Origin of Insecticides

In browsing Scientific American magazine of February 2011, the following brief note appeared in the highlights of 150 years ago - February 1861.

Modern agriculture and horticulture does have a degree of reliance on both herbicides and insecticides, although some would say that is changing as biotechnology makes advances and GM crops advance.

Whether true or not, pyrethrin was one of the very earliest insecticides. And the snippet below provides some interesting thoughts from 150 years ago.

February 1861 - Scientific American Magazine

Pyrethrin Insecticides

“A vegetable powder, under the name of ‘Persian Insect Powder,’ has lately been introduced into the drug market, for the extermination of insects, vegetable parasites, &c.

Until recently, the botanical source of this powder has not been known, except to its maker. For a number of years it was erroneously considered to be a native of Persia, but it has been traced beyond question by Dr. Koch, as having its origin in the Caucasian provinces, and to the contused blossoms and flowers of Pyrethrum roseum and Pyrethrum carneum.

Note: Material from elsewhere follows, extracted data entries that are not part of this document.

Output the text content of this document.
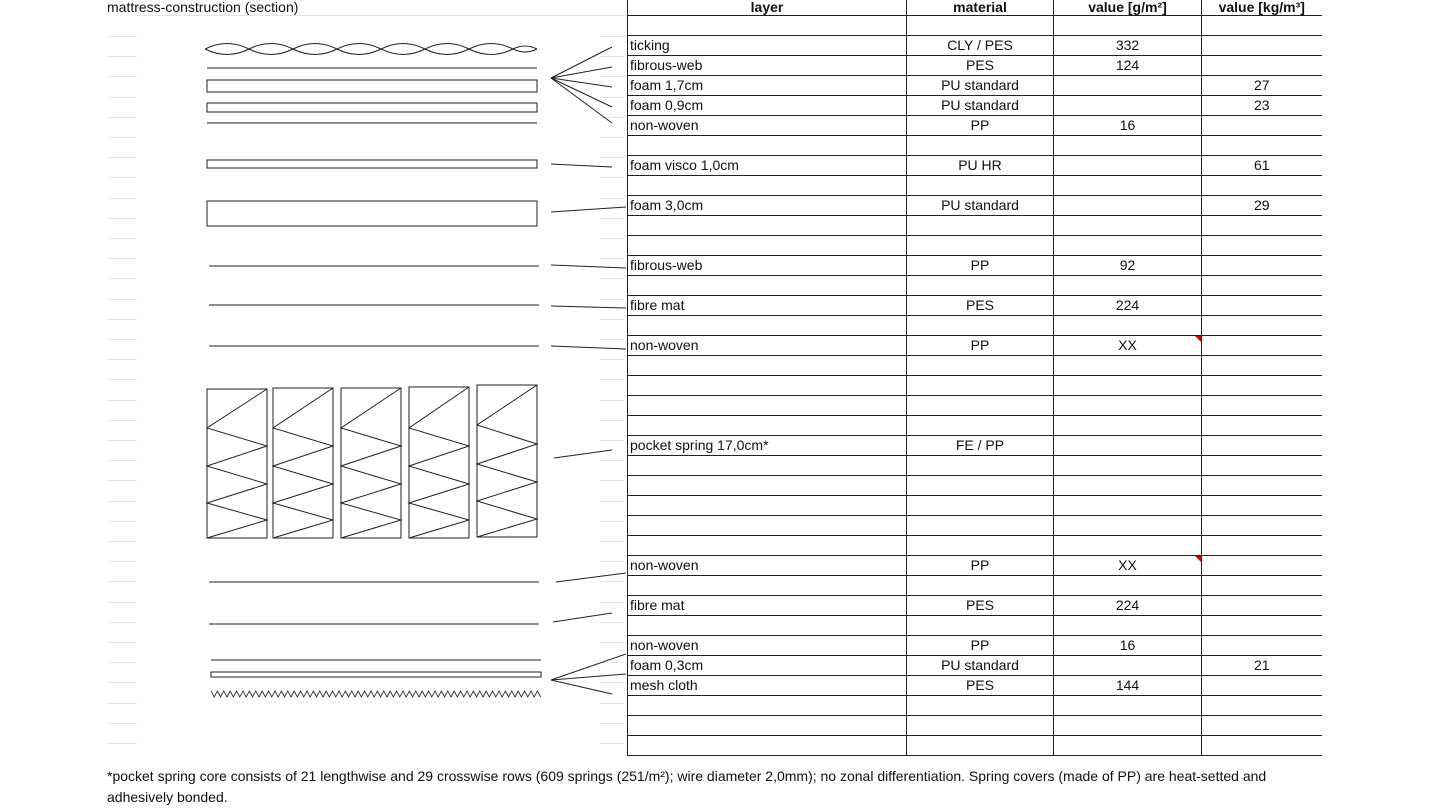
mattress-construction (section)	layer	material	value [g/m²]	value [kg/m³]

ticking	CLY / PES	332	
fibrous-web	PES	124	
foam 1,7cm	PU standard		27
foam 0,9cm	PU standard		23
non-woven	PP	16	

foam visco 1,0cm	PU HR		61

foam 3,0cm	PU standard		29

fibrous-web	PP	92	

fibre mat	PES	224	

non-woven	PP	XX	

pocket spring 17,0cm*	FE / PP		

non-woven	PP	XX	

fibre mat	PES	224	

non-woven	PP	16	
foam 0,3cm	PU standard		21
mesh cloth	PES	144	

*pocket spring core consists of 21 lengthwise and 29 crosswise rows (609 springs (251/m²); wire diameter 2,0mm); no zonal differentiation. Spring covers (made of PP) are heat-setted and adhesively bonded.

It is of a yellowish, gray color, perfectly odor­less, yet slightly irritating to the nostrils; at first almost tasteless, but afterwards leaving a burning sensation upon the tongue.

As its effects for the destruction of bugs, roaches, parasites on delicate plants, &c. have been fully established, and it being otherwise harmless, its introduction into general use would be of great importance to families and horticulturists.”